Emirates Open Skies, January 2020

The world’s biggest art fair showcasing work made by those who are self-taught or outside the professional art mainstream in some way, the Outsider Art Fair celebrates exciting new artists from across the world. Fair Director Rebecca Hoffman explains. 

First of all can you explain the Outsider Art Fair?

It gives a platform to artists and artworks that are created without any influence from academic or mainstream art historical references. It is truly unique in the art world landscape – there are no other art fairs dedicated to the work that we champion.

So tell us about an artist at this year’s fair who epitomises that ethos?

Well, the independent Parisian curator Antoine Gentil will be displaying the works of the artist Isidore in the same manner in which the artist shows and sells his work on the streets of Paris. In Paris, Isidore allows his clients and visitors to name their own price, a model that Gentil will extend for Outsider Art Fair visitors.

But is the idea of an outsider artist having to be represented by an established gallery in order to get noticed a bit of a paradox?

Well, outsider art has always had a renegade spirit to it. And I don’t believe there is a paradox: in the majority of cases these artists aren’t even advocating for themselves and it takes a third party to bring the work to the public’s attention. 

What are you particularly looking forward to this year?

I am very excited for the Creative Growth Presents booth – a booth dedicated to the aboriginal works from the Mangkaja Art Center in Australia. Also, I am looking forward to seeing the works of German artist, Dietmar Busse, shown by Fierman Gallery. Busse, although trained as a fashion photographer, abandoned his high gloss images for grittier and more expressive works looking at 20th century German history. Lastly, I am very pleased to be working with Howard Greenberg Gallery for the first time on a solo booth of Vivian Meier’s photographs.
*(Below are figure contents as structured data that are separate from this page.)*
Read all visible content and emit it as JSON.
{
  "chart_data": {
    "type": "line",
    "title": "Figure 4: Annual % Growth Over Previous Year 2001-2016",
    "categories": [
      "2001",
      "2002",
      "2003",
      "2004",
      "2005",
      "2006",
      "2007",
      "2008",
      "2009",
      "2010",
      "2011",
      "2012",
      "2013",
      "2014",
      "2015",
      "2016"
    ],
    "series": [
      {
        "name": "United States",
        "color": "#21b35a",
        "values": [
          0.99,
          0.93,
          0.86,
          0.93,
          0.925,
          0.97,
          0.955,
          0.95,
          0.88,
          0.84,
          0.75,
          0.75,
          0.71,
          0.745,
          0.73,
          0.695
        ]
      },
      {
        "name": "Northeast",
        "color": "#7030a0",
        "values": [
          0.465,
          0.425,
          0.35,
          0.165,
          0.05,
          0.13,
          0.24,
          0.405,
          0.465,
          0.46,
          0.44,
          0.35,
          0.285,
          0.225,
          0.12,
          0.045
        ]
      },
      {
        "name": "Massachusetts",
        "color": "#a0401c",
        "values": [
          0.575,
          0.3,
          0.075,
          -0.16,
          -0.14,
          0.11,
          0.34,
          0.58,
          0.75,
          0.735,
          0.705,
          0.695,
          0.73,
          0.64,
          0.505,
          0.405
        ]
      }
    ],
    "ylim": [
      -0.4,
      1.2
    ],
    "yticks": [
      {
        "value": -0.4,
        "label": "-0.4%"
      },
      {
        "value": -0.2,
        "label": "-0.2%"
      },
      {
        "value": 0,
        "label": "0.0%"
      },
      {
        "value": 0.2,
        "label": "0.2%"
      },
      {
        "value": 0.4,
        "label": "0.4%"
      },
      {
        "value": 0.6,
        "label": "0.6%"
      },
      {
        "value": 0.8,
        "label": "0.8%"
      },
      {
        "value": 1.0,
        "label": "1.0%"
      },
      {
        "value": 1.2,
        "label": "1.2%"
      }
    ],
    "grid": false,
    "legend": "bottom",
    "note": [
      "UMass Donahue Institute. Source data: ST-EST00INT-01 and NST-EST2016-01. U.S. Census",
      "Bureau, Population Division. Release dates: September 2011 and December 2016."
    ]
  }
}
The curated project on indigenous Peruvian art looks fascinating, too. 

Yes, The Hummingbird Paints Fragrant Songs  is an exhibition of the Shipibo artists Sara Flores and Celia Vasquez Yui. Learning that Flores’ works were created by a shaman who utilises her canvases as a means to heal the world – in conjunction with the ayahuasca ceremonies she performs – fascinated me. It’s great to bring light to these two artists who live and work in a region of the Peruvian Amazon where indigenous peoples are struggling for their cultural and social survival.

There are also galleries at the fair from Tokyo and New Delhi. Does it feel to you that the character of outsider art changes from country to country?

We at Outsider Art Fair have been working hard to provide a continued expanded global view of the outsider art field – making it clear that raw creativity exists everywhere.